Admissible absolute value on the integers

This file defines an admissible absolute value AbsoluteValue.absIsAdmissible which we use to show the class number of the ring of integers of a number field is finite.

Main results

• AbsoluteValue.absIsAdmissible shows the "standard" absolute value on ℤ, mapping negative x to -x, is admissible.

theorem AbsoluteValue.exists_partition_int (n : ℕ) {ε : ℝ} (hε : 0 < ε) {b : ℤ} (hb : b ≠ 0) (A : Fin n → ℤ) : ∃ (t : Fin n → Fin ⌈1 / ε⌉₊), ∀ (i₀ i₁ : Fin n), t i₀ = t i₁ → ↑|A i₁ % b - A i₀ % b| < |b| • ε

We can partition a finite family into partition_card ε sets, such that the remainders in each set are close together.

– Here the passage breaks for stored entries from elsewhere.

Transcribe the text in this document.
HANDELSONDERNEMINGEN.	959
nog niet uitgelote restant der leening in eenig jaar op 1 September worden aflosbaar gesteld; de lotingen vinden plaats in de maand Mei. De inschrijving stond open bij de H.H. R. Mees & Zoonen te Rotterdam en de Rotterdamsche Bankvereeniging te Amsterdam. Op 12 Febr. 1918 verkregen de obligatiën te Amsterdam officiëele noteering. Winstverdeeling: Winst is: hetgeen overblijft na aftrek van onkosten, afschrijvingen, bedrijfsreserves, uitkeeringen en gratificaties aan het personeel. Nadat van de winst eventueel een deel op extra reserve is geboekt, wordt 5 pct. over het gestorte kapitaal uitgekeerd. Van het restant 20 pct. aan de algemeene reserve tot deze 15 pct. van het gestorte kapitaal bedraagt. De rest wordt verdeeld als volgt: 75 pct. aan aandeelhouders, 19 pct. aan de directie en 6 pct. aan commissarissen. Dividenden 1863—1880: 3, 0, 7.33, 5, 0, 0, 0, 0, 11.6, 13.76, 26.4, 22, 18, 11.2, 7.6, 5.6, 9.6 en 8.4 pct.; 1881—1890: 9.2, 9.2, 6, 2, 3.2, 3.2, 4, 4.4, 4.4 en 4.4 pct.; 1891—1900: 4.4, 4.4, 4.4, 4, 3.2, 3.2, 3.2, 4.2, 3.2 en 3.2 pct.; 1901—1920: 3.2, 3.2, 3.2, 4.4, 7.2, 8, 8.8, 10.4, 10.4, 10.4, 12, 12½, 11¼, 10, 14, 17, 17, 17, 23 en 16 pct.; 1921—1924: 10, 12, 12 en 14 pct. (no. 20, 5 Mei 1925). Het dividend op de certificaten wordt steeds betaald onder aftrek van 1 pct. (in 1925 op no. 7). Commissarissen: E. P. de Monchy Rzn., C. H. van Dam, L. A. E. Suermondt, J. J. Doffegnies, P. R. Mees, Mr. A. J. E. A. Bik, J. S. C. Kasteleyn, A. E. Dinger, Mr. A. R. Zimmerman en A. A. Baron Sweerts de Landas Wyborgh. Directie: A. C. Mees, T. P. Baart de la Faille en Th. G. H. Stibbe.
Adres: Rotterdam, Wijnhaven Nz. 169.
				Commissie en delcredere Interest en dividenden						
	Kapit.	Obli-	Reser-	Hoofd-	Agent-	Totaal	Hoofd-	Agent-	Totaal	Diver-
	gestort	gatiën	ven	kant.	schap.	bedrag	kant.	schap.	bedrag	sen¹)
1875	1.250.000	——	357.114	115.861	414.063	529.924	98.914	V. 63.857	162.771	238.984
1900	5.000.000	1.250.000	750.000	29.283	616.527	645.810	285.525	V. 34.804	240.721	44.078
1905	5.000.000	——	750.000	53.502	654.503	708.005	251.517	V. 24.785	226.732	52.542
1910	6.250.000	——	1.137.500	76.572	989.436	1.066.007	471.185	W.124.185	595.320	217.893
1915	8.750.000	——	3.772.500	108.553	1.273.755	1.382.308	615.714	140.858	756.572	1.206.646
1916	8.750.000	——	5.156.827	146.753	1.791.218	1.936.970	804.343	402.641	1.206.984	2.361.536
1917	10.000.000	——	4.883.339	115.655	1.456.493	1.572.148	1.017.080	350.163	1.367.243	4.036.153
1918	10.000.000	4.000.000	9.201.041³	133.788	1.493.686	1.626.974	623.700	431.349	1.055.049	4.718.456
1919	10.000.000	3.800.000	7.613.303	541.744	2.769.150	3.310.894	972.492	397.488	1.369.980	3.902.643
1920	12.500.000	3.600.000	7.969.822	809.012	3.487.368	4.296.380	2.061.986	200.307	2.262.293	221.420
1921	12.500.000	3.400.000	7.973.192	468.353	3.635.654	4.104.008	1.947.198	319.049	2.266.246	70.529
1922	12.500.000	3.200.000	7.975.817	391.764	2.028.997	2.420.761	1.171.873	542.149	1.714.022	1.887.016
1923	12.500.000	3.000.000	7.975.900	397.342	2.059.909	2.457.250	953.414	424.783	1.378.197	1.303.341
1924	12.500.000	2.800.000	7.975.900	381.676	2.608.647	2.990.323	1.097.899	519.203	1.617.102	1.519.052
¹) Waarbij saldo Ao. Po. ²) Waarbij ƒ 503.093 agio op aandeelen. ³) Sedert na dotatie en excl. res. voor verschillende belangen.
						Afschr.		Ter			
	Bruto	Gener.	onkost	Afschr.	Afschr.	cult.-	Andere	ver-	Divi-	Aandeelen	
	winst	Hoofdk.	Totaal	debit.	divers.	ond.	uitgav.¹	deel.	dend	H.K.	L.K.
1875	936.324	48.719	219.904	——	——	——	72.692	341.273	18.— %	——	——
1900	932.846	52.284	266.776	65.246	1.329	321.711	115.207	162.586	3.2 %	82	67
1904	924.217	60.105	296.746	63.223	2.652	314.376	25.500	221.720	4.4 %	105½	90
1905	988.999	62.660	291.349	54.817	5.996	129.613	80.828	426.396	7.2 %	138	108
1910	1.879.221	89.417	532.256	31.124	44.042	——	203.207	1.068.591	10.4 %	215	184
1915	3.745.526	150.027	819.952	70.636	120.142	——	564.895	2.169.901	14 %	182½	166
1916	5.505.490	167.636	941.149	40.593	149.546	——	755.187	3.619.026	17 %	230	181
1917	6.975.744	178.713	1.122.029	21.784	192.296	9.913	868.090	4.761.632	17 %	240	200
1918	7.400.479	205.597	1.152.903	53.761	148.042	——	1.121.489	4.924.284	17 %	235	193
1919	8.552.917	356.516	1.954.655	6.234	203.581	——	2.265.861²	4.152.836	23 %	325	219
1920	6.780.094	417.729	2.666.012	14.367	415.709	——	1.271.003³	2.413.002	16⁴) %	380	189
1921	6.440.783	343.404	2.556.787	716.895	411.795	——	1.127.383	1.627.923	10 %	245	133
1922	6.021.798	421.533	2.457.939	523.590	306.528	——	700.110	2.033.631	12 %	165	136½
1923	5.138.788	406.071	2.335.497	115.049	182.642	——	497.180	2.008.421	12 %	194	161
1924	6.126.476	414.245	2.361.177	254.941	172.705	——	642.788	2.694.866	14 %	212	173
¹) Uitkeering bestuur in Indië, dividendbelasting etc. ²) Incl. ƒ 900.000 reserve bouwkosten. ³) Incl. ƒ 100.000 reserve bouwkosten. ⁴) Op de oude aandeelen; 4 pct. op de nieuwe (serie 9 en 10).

noncomputable def AbsoluteValue.absIsAdmissible : AbsoluteValue.IsAdmissible AbsoluteValue.abs

abs : ℤ → ℤ is an admissible absolute value.

Equations

• AbsoluteValue.absIsAdmissible = let __src := AbsoluteValue.abs_isEuclidean; { toIsEuclidean := __src, card := fun (ε : ℝ) => ⌈1 / ε⌉₊, exists_partition' := ⋯ }

noncomputable instance AbsoluteValue.instInhabitedIsAdmissibleIntEuclideanDomainAbsToLinearOrderedRingLinearOrderedCommRing : Inhabited (AbsoluteValue.IsAdmissible AbsoluteValue.abs)

Equations

• AbsoluteValue.instInhabitedIsAdmissibleIntEuclideanDomainAbsToLinearOrderedRingLinearOrderedCommRing = { default := AbsoluteValue.absIsAdmissible }